Não foi apenas o jazz que perdeu sua maior cantora viva, com a morte de Ella Fitzgerald, anteontem, aos 78 anos. A boa música popular fica também sem uma das mais perfeitas e sofisticadas intérpretes de todos os tempos.
Ella estava afastada dos palcos há quatro anos. A mesma diabete que já provocara a amputação de suas pernas, no final de 1993, foi a responsável direta por sua morte.
Para alguns, talvez a voz delicada de Ella não emocionasse tanto quanto a da dramática Billie Holiday (1915-1959). Nem competia com a extensão vocal da exibicionista Sarah Vaughan (1924-1990).
Mas foi graças à sua imbatível elegância musical que Ella Fitzgerald conquistou não só um lugar entre as grandes divas do jazz. Acabou se tornando a "prima donna" da música norte-americana.
A maior prova desse status está na série de "songbooks" que ela gravou entre 1956 e 1964, para o selo Verve, de Norman Granz.
Acariciadas pela voz suave de Ella, centenas de composições dos maiores mestres da canção norte-americana (Cole Porter, George Gershwin, Duke Ellington, Irving Berlin, Harold Arlen, Johnny Mercer, Jerome Kern e a dupla Rodgers & Hart) conquistaram seu definitivo estado-de-arte.

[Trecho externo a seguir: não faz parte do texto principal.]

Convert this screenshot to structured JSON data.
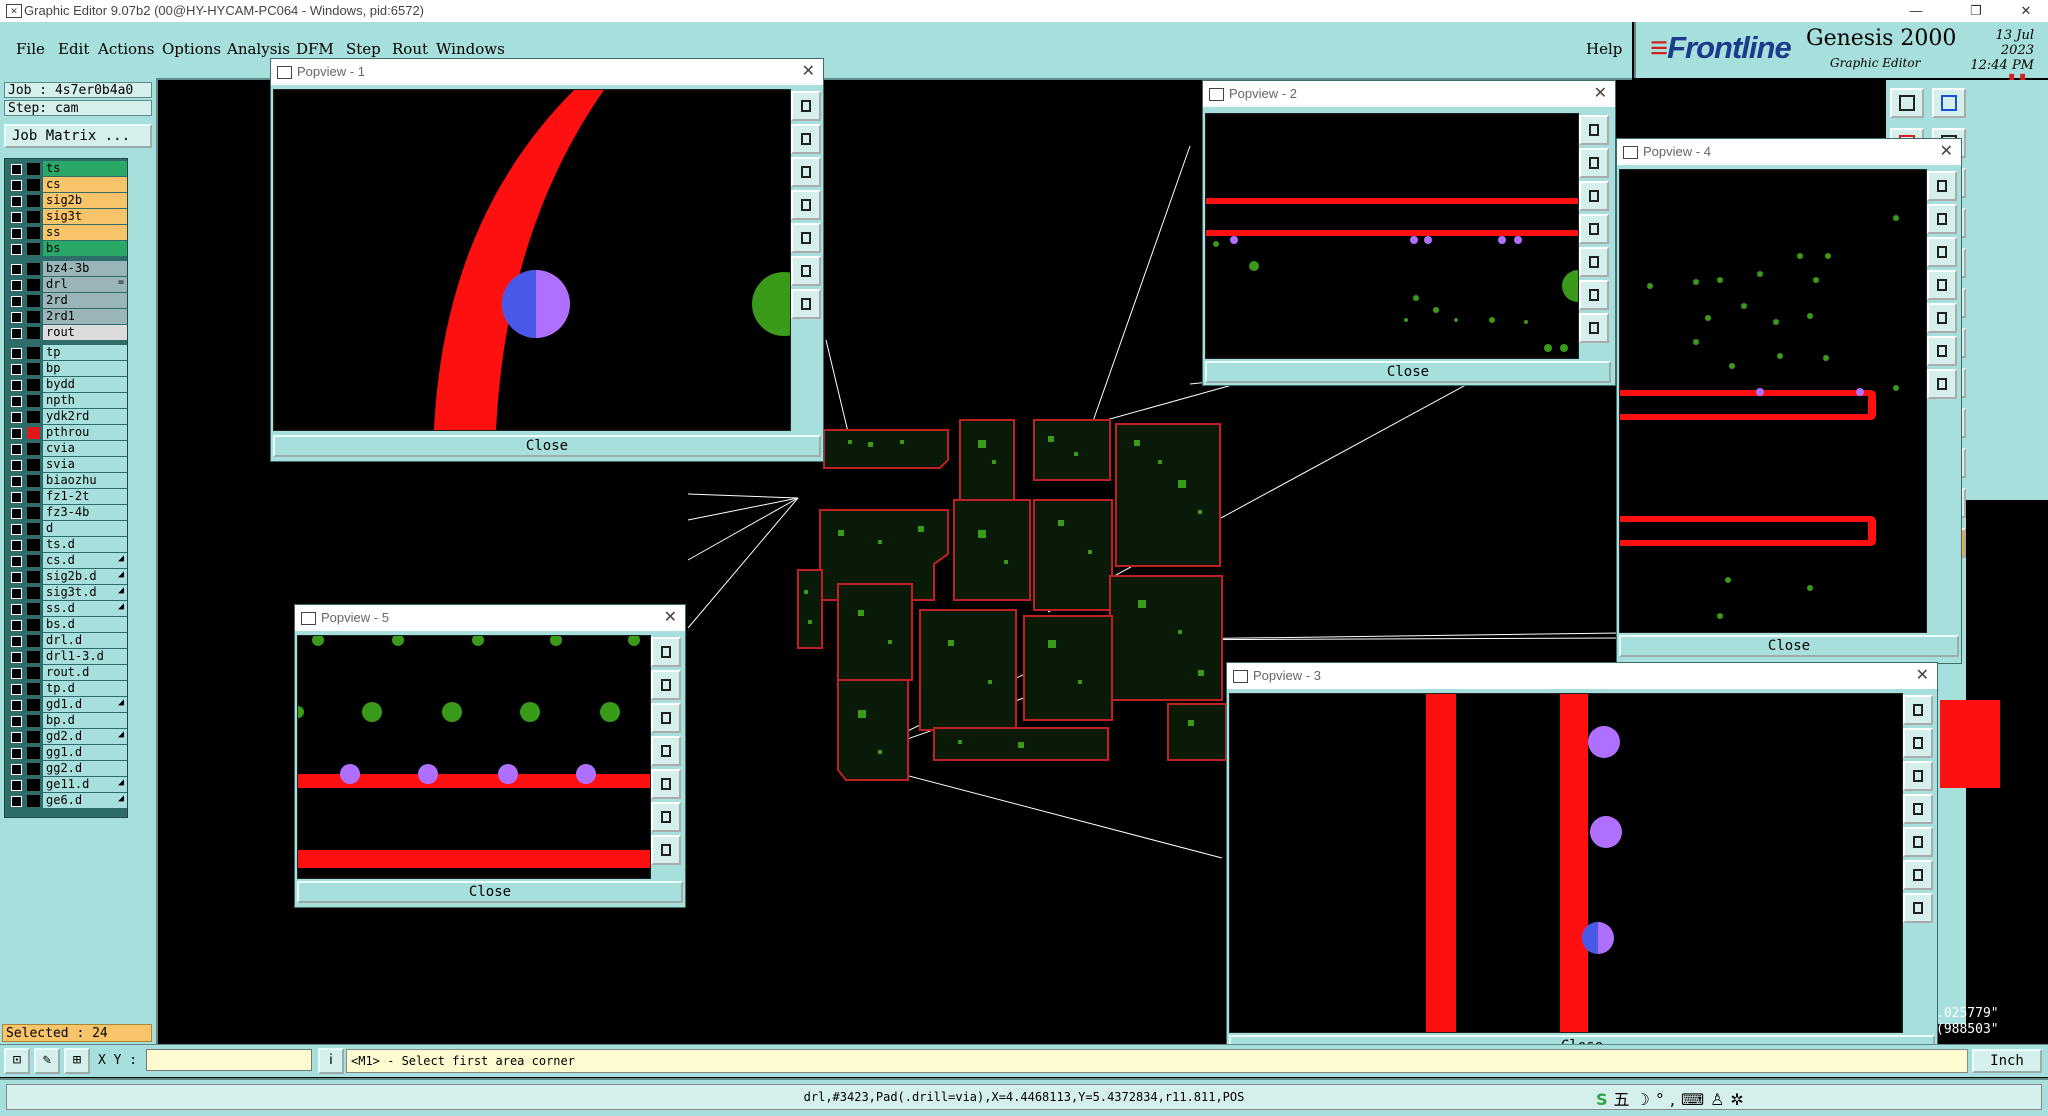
{
  "window": {
    "title": "Graphic Editor 9.07b2 (00@HY-HYCAM-PC064 - Windows, pid:6572)",
    "minimize": "—",
    "restore": "❐",
    "close": "✕"
  },
  "menu": {
    "items": [
      "File",
      "Edit",
      "Actions",
      "Options",
      "Analysis",
      "DFM",
      "Step",
      "Rout",
      "Windows"
    ],
    "help": "Help"
  },
  "brand": {
    "logo": "Frontline",
    "product": "Genesis 2000",
    "subtitle": "Graphic Editor",
    "date": "13 Jul 2023",
    "time": "12:44 PM"
  },
  "job": {
    "job_line": "Job : 4s7er0b4a0",
    "step_line": "Step: cam",
    "matrix_button": "Job Matrix ..."
  },
  "layers": [
    {
      "name": "ts",
      "color": "#2aa868",
      "swatch": "#000000",
      "mark": ""
    },
    {
      "name": "cs",
      "color": "#f7c46a",
      "swatch": "#000000",
      "mark": ""
    },
    {
      "name": "sig2b",
      "color": "#f7c46a",
      "swatch": "#000000",
      "mark": ""
    },
    {
      "name": "sig3t",
      "color": "#f7c46a",
      "swatch": "#000000",
      "mark": ""
    },
    {
      "name": "ss",
      "color": "#f7c46a",
      "swatch": "#000000",
      "mark": ""
    },
    {
      "name": "bs",
      "color": "#2aa868",
      "swatch": "#000000",
      "mark": ""
    },
    {
      "name": "bz4-3b",
      "color": "#9ab5b8",
      "swatch": "#000000",
      "mark": ""
    },
    {
      "name": "drl",
      "color": "#9ab5b8",
      "swatch": "#000000",
      "mark": "="
    },
    {
      "name": "2rd",
      "color": "#9ab5b8",
      "swatch": "#000000",
      "mark": ""
    },
    {
      "name": "2rd1",
      "color": "#9ab5b8",
      "swatch": "#000000",
      "mark": ""
    },
    {
      "name": "rout",
      "color": "#dcdcdc",
      "swatch": "#000000",
      "mark": ""
    },
    {
      "name": "tp",
      "color": "#a7dfdc",
      "swatch": "#000000",
      "mark": ""
    },
    {
      "name": "bp",
      "color": "#a7dfdc",
      "swatch": "#000000",
      "mark": ""
    },
    {
      "name": "bydd",
      "color": "#a7dfdc",
      "swatch": "#000000",
      "mark": ""
    },
    {
      "name": "npth",
      "color": "#a7dfdc",
      "swatch": "#000000",
      "mark": ""
    },
    {
      "name": "ydk2rd",
      "color": "#a7dfdc",
      "swatch": "#000000",
      "mark": ""
    },
    {
      "name": "pthrou",
      "color": "#a7dfdc",
      "swatch": "#e01818",
      "mark": ""
    },
    {
      "name": "cvia",
      "color": "#a7dfdc",
      "swatch": "#000000",
      "mark": ""
    },
    {
      "name": "svia",
      "color": "#a7dfdc",
      "swatch": "#000000",
      "mark": ""
    },
    {
      "name": "biaozhu",
      "color": "#a7dfdc",
      "swatch": "#000000",
      "mark": ""
    },
    {
      "name": "fz1-2t",
      "color": "#a7dfdc",
      "swatch": "#000000",
      "mark": ""
    },
    {
      "name": "fz3-4b",
      "color": "#a7dfdc",
      "swatch": "#000000",
      "mark": ""
    },
    {
      "name": "d",
      "color": "#a7dfdc",
      "swatch": "#000000",
      "mark": ""
    },
    {
      "name": "ts.d",
      "color": "#a7dfdc",
      "swatch": "#000000",
      "mark": ""
    },
    {
      "name": "cs.d",
      "color": "#a7dfdc",
      "swatch": "#000000",
      "mark": "◢"
    },
    {
      "name": "sig2b.d",
      "color": "#a7dfdc",
      "swatch": "#000000",
      "mark": "◢"
    },
    {
      "name": "sig3t.d",
      "color": "#a7dfdc",
      "swatch": "#000000",
      "mark": "◢"
    },
    {
      "name": "ss.d",
      "color": "#a7dfdc",
      "swatch": "#000000",
      "mark": "◢"
    },
    {
      "name": "bs.d",
      "color": "#a7dfdc",
      "swatch": "#000000",
      "mark": ""
    },
    {
      "name": "drl.d",
      "color": "#a7dfdc",
      "swatch": "#000000",
      "mark": ""
    },
    {
      "name": "drl1-3.d",
      "color": "#a7dfdc",
      "swatch": "#000000",
      "mark": ""
    },
    {
      "name": "rout.d",
      "color": "#a7dfdc",
      "swatch": "#000000",
      "mark": ""
    },
    {
      "name": "tp.d",
      "color": "#a7dfdc",
      "swatch": "#000000",
      "mark": ""
    },
    {
      "name": "gd1.d",
      "color": "#a7dfdc",
      "swatch": "#000000",
      "mark": "◢"
    },
    {
      "name": "bp.d",
      "color": "#a7dfdc",
      "swatch": "#000000",
      "mark": ""
    },
    {
      "name": "gd2.d",
      "color": "#a7dfdc",
      "swatch": "#000000",
      "mark": "◢"
    },
    {
      "name": "gg1.d",
      "color": "#a7dfdc",
      "swatch": "#000000",
      "mark": ""
    },
    {
      "name": "gg2.d",
      "color": "#a7dfdc",
      "swatch": "#000000",
      "mark": ""
    },
    {
      "name": "ge11.d",
      "color": "#a7dfdc",
      "swatch": "#000000",
      "mark": "◢"
    },
    {
      "name": "ge6.d",
      "color": "#a7dfdc",
      "swatch": "#000000",
      "mark": "◢"
    }
  ],
  "selected_text": "Selected : 24",
  "coordinates": {
    "line1": ".025779\"",
    "line2": "(988503\""
  },
  "statusbar": {
    "xy_label": "X Y :",
    "xy_value": "",
    "prompt": "<M1> - Select first area corner",
    "units_button": "Inch",
    "info": "drl,#3423,Pad(.drill=via),X=4.4468113,Y=5.4372834,r11.811,POS"
  },
  "popviews": [
    {
      "title": "Popview - 1",
      "close": "Close"
    },
    {
      "title": "Popview - 2",
      "close": "Close"
    },
    {
      "title": "Popview - 3",
      "close": "Close"
    },
    {
      "title": "Popview - 4",
      "close": "Close"
    },
    {
      "title": "Popview - 5",
      "close": "Close"
    }
  ],
  "tray_icons": [
    "ime-icon",
    "five-stroke-icon",
    "moon-icon",
    "punctuation-icon",
    "keyboard-icon",
    "user-icon",
    "settings-icon"
  ],
  "colors": {
    "panel": "#a7dfdc",
    "trace": "#ff1010",
    "pad": "#3a9a1a",
    "via": "#b070ff",
    "selected": "#f7c46a"
  }
}
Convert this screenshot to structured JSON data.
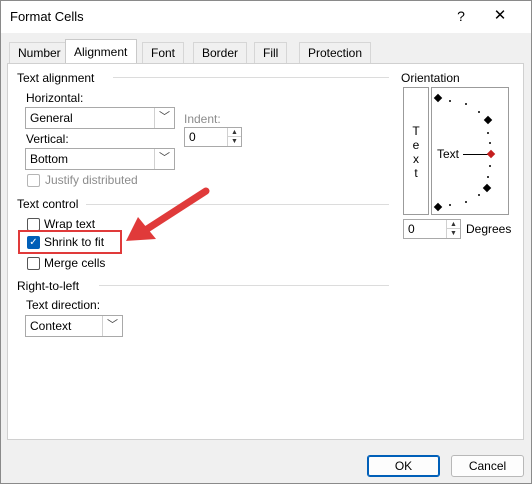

Ella interpretava essas canções sem jamais carregar na emoção. Como só uma grande intérprete é capaz de fazer, traduzia com perfeição o sentido dos versos, sem trair as idéias ou o estilo dos compositores. É por isso que suas versões, quase quatro décadas depois, continuam soando clássicas.
Nascida em Newport News, na Virgínia, em 25 de abril de 1918, Ella não chegou a conhecer o pai. Criada pela mãe, uma lavadeira, perdeu-a aos 10 anos. O jeito foi morar com uma tia, no bairro negro do Harlem, em Nova York.
Quem visse aquela garota gordinha, aos 17 anos, tentando a sorte como caloura no Apollo Theater de Nova York, jamais imaginaria que ela chegaria tão longe.
Na verdade, o sonho de Ella era ser dançarina. Mas o prêmio de 25 dólares, ganho naquela noite, acabou mudando sua vida. Contratada como vocalista da orquestra do baterista Chick Webb, alguns concursos depois, começava ali uma carreira de sucesso.
Ao contrário de outras divas do gênero, que conheceram períodos de esquecimento, tiveram problemas com a polícia, ou mesmo morreram na miséria, Ella não enfrentou uma vida dramática ou infeliz. Nem mesmo as drogas e o álcool, comuns no universo do jazz, frequentaram seu cotidiano.
Após cinco anos cantando na "big band" de Webb, em 1938, ela emplacou seu primeiro hit: 'À-Tisket A-Tasket". Calcados em seu tom de voz ainda infantil, os versos tatibitates da canção quase viraram estigma, levando-a a gravar outras bobagens nessa linha.
Mas a morte de Webb, em 1939, e o declínio das grandes orquestras, precipitou a guinada musical. Contratada pela Decca, em 1941, Ella sofisticou seu repertório e, em pouco tempo, conquistou um lugar no panteão das divas do jazz.
Em 58 anos de carreira, lançou cerca de 150 discos. Gravado em 1989, o último se chama, significativamente, 'Àll that Jazz". O jazz jamais seria o mesmo sem Ella.